Asia Pacific Market Demand By Region
Source: NPD SolarBuzz: Asia Pacific Major PV Markets Quarterly
New data published today by SolarBuzz in their Asia Pacific Major PV Markets Quarterly points to a surge in new installations in both China and the Asia Pacific region as a whole. Indeed, the region seems likely to add a total of 2 GW of new installations in Q4 of this year. This is good news for the solar industry and could help bring supply and demand in the industry back into balance, particularly in light of the recent adjustments to capacity plans seen from Chinese suppliers.
Key take-aways from the report:
- The Asia Pacific Region is expected to generate 2 GW of new installations in Q4 - markedly increasing the region´s share of total global demand both for the quarter and the year as a whole.
- That level of new installations represents a 39% growth rate on the quarter and 130% on the year.
- In 2012 the region is now expected to grow by 45% - supported by new installation targets and support programs from a number of Asia Pacific governments.
- China generated over 50% of the region´s demand in Q3 and looks likely to generate 45% in Q4.
- That ongoing performance has of course been supported by the recent decision from China´s National Energy Administration to revise up its official solar installation target from 10 GW to 15 GW by 2015 on a cumulative basis.
- For 2011 as a whole China looks likely to have surpassed both the US and the Japanese markets in terms of new installations.
- Japanese demand, however, also remains robust. As we suggested would be the case in a previous article following the Fukushima incident, government policy has also driven a significant increase in Japanese demand. Japan´s lack of domestic fossil fuels (see previous article) has been a key factor here driving policy.
This is obviously good news for the solar industry, which has been suffering heavily this year due to three factors which have combined to produce something of a perfect storm. Firstly, a sharp fall in European demand due to reductions to the feed-in-tariffs (FITs) in a number of countries. Secondly, the political reaction in the U.S. to the failure of Solyndra and the uncertainty now surrounding federal support for the financing of the substantial 24 GW pipeline in the utility scale sector. And lastly, the massive build out of new capacity driven by the main Chinese manufacturers - a build out that until recently refused to adjust in the face of shrinking forward demand. This caused a large-scale supply-demand imbalance and let to a very significant inventory build with resultant declining average selling prices (ASPs).
A number of factors, however, now appear to be falling into place to allow a re-balancing in the industry:
- The affect of the reductions in the various European FITs is largely priced in. In terms of the most recent adjustment, which has been in the UK's FIT program, there is reason to believe that demand will nevertheless hold up quite well. For a more detailed discussion and an interview with one of the U.K.'s leading players see our recent article here.
- The U.S. pipeline remains large. However, financing remains a question mark and we face the issue of the expiry of the Section 1603 Treasury Grant Program at year end at a time when the politics surrounding the issue make the question of rolling over the program almost impossible. For a more detailed discussion see here and here.
- However, as discussed above, there is increasing evidence that Asia and particularly China will take up a good part of any slack going forward.
- Finally, the main Chinese players have announced plans to halt new capacity build out at least until the end of 2012. For a more detailed discussion see our recent article on the issue here.
These factors should allow supply and demand to re-balance itself over the course of 2012, creating a much healthier situation in the industry. The question for now is how forward-looking the market is prepared to be at a time when earnings in the solar sector still look negative, reflective of the current state of over-supply.
For anyone willing to take a long-term view, the bet would seem to be that the main beneficiaries from buoyant Chinese demand for solar will be the very much undervalued Chinese solar players.

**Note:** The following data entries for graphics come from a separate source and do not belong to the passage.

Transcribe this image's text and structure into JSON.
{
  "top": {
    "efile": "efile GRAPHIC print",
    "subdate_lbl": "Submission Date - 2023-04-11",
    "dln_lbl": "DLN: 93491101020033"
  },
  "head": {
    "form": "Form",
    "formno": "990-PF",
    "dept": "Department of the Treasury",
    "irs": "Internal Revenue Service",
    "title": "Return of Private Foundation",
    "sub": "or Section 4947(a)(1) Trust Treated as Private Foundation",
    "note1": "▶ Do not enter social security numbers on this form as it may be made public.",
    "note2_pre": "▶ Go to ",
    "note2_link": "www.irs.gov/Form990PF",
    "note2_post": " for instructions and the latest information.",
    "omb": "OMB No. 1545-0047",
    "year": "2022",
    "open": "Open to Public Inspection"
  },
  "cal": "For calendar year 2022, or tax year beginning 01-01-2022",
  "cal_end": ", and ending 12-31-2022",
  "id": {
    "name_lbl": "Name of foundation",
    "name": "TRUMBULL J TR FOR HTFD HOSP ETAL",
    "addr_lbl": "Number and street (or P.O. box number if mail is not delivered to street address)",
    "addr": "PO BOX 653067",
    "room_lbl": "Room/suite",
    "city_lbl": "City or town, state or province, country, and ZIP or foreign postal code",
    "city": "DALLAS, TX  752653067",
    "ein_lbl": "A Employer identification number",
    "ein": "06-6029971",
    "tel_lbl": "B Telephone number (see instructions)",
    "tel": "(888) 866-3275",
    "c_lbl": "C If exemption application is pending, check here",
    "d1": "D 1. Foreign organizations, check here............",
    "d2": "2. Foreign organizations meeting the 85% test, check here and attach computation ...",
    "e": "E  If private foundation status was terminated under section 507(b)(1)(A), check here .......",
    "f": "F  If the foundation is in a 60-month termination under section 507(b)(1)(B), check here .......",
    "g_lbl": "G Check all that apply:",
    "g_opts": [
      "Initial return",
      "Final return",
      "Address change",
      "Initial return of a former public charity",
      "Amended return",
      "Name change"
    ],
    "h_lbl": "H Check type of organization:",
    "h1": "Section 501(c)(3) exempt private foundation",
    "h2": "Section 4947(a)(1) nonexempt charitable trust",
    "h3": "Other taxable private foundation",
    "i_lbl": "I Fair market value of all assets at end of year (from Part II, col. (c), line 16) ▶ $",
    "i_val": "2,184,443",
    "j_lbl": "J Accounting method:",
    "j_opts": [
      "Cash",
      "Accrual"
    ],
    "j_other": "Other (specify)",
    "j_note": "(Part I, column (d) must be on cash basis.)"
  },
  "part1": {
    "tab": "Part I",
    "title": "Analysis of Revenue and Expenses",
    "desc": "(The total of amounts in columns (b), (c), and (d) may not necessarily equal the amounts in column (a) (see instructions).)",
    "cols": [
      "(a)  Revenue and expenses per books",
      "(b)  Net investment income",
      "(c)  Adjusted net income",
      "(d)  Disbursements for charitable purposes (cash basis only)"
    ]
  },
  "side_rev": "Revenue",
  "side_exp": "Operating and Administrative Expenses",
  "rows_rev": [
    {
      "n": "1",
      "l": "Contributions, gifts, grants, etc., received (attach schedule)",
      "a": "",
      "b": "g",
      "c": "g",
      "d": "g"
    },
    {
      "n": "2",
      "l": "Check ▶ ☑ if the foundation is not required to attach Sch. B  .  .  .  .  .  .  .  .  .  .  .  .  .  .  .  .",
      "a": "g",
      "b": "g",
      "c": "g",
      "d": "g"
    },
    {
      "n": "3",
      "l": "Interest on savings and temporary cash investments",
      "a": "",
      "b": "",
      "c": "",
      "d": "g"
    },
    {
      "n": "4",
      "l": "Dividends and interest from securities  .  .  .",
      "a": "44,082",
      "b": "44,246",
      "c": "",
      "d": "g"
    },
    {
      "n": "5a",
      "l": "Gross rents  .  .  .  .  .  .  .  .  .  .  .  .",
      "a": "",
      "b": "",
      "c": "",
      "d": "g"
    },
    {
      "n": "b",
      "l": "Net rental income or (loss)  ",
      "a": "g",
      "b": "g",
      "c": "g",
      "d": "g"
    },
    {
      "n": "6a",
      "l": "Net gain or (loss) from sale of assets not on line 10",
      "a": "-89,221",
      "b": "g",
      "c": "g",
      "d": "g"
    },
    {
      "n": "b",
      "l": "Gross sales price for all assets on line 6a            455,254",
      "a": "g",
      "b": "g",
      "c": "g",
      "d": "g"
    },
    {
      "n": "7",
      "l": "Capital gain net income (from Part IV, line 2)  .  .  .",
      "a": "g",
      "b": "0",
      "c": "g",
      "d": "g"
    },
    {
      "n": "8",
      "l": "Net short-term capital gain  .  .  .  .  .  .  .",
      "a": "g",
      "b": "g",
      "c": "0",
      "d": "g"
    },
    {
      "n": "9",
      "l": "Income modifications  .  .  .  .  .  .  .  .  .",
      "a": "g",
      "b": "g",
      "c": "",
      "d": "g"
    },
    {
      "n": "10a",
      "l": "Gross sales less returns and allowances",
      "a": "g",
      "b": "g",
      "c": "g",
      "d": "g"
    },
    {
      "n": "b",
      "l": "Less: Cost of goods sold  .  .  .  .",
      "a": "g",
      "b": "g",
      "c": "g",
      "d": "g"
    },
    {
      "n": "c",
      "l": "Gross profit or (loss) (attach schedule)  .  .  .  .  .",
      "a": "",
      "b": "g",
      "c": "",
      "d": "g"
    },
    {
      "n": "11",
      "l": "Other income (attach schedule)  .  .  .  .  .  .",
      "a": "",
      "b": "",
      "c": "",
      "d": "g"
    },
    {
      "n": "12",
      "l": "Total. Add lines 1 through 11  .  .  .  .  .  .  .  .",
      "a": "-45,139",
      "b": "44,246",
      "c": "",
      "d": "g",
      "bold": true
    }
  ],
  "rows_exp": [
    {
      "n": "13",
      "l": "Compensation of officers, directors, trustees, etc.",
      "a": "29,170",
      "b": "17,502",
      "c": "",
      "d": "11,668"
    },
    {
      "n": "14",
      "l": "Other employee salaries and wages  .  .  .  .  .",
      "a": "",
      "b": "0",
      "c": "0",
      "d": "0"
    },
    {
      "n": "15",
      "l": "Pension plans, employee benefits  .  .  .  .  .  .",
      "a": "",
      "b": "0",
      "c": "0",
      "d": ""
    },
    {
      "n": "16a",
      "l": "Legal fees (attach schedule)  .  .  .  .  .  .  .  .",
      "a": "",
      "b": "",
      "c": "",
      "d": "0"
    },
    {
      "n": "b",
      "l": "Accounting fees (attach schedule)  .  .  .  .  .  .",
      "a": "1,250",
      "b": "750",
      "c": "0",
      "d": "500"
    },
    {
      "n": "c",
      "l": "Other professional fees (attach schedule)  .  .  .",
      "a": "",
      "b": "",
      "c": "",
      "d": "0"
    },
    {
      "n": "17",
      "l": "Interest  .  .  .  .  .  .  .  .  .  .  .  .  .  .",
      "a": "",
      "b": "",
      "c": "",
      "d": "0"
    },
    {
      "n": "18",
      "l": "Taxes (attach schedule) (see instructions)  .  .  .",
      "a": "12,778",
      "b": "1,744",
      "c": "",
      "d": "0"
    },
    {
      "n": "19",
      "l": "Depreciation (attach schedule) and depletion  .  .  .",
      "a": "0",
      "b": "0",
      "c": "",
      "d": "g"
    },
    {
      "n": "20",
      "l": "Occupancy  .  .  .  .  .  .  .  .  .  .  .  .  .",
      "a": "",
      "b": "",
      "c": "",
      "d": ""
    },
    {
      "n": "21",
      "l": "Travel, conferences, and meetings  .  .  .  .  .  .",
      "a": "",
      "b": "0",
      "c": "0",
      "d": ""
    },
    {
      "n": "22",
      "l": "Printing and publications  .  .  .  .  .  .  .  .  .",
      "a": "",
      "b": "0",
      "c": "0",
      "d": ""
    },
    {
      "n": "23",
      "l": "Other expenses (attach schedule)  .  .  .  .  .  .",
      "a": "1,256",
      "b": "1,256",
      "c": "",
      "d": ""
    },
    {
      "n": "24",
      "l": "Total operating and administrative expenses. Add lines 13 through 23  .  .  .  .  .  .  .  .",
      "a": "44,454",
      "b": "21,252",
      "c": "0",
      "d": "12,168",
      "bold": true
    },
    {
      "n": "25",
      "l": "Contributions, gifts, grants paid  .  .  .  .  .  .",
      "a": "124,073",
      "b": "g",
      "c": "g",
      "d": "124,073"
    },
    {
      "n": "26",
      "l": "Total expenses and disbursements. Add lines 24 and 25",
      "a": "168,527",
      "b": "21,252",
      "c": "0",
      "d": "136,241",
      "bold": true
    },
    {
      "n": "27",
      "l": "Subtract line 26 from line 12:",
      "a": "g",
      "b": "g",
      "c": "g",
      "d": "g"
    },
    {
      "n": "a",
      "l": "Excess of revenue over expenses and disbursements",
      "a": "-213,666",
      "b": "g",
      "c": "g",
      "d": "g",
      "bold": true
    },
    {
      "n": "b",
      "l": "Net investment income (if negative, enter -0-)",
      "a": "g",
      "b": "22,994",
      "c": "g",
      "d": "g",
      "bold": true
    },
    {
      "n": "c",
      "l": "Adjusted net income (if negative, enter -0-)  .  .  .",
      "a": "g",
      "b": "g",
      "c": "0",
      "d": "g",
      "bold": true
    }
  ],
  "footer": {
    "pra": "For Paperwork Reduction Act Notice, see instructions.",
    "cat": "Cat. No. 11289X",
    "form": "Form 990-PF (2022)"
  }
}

Given the pressure on margins, it would probably be best to stick to the main vertically integrated, low cost module manufacturers -- a basket of Suntech Power (STP), Yingli Green Energy (YGE) and Trina Solar (TSL) would probably work over time.
In the short-term, the outlook is somewhat obviously more about the global stock markets and the European debt crisis. However, on a long-term view these stocks are undervalued and should come back as the demand-supply situation in the industry rights itself.